Male: Super Red HMPK
Female: Black Marble SD

I released her a little after 2pm today, they began spawning around 2:30pm. 

They finished around 4pm, it was their first time, and she never really got super eggy, I think there are only around maybe 40 eggs in the nest. She's out and enjoying a snack of bloodworms. He's being very good tending the nest, cleaning the eggs, so we'll see. 

They were such lovely spawners, no damage to either fish. All of the food cultures are ready! So now i just have to see how many eggs hatch and how many babies i actually get!!

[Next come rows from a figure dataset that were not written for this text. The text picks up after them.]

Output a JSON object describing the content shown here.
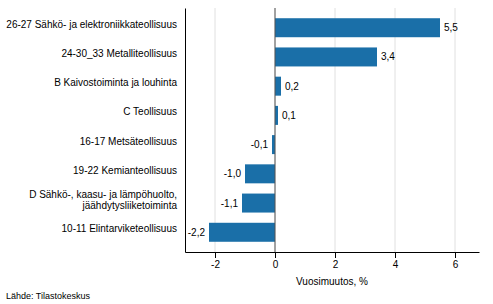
{
  "chart_data": {
    "type": "bar",
    "orientation": "horizontal",
    "categories": [
      "10-11 Elintarviketeollisuus",
      "D Sähkö-, kaasu- ja lämpöhuolto,\njäähdytysliiketoiminta",
      "19-22 Kemianteollisuus",
      "16-17 Metsäteollisuus",
      "C Teollisuus",
      "B Kaivostoiminta ja louhinta",
      "24-30_33 Metalliteollisuus",
      "26-27 Sähkö- ja elektroniikkateollisuus"
    ],
    "values": [
      -2.2,
      -1.1,
      -1.0,
      -0.1,
      0.1,
      0.2,
      3.4,
      5.5
    ],
    "value_labels": [
      "-2,2",
      "-1,1",
      "-1,0",
      "-0,1",
      "0,1",
      "0,2",
      "3,4",
      "5,5"
    ],
    "data_labels": true,
    "color": "#1a6fa8",
    "xlim": [
      -3.0,
      6.8
    ],
    "xticks": [
      -2,
      0,
      2,
      4,
      6
    ],
    "xlabel": "Vuosimuutos, %",
    "grid": true,
    "annotations": [
      "Lähde: Tilastokeskus"
    ]
  }
}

Sorry for the horrible photos, my camera does not take good pictures when the water has IAL in it and is tinted! 



























































































And a video! 
http://www.youtube.com/watch?v=ad-GPUQmujs


----------



## Flare (Dec 17, 2010)

Lets play spot the eggs!!


----------



## Bettawhisperer (Oct 1, 2010)

I breed and show Bettas and I'm not familiar with the term SD. What is that supposed to stand for?...............Yes virgin pairs sometimes don't have as many the first time. Good luck with this spawn.


----------



## Mr. fish (Mar 8, 2011)

Ive never seen fish spawn before, thats crazy lol


----------



## Betta man (Mar 25, 2011)

If you have too many bettas, I might be interested in buying.


----------



## Chard56 (Oct 10, 2010)

Bettawhisperer said:


> I breed and show Bettas and I'm not familiar with the term SD. What is that supposed to stand for?...............Yes virgin pairs sometimes don't have as many the first time. Good luck with this spawn.


SD stands for Super Delta.


----------



## Aflat (Apr 16, 2011)

Really cool. Your lucky that it went so smooth. My water quality went really bad and I had to abort. Sad day. Does the tint in the water help that? Hope you keep us updated.


----------



## Flare (Dec 17, 2010)

Breeding is just not my thing these days... woke up to no eggs and no nest... it was a first time breeding for both of them so its possible the eggs were infertile... I'm going to recondition the pair, they were so wonderful, quick and gentle, I think next time they'll get it, I'll probably try spawning them again in about 3 weeks. I put a new pair in the tank today that I am very excited about, I will start a new thread about them!


----------



## Bettawhisperer (Oct 1, 2010)

You can condition them good with bloodworms for two weeks and try again in two weeks she'll be ready with eggs by then. Yes sometimes with virgin pairs you'll have failed spawns but they should do good the next time.


----------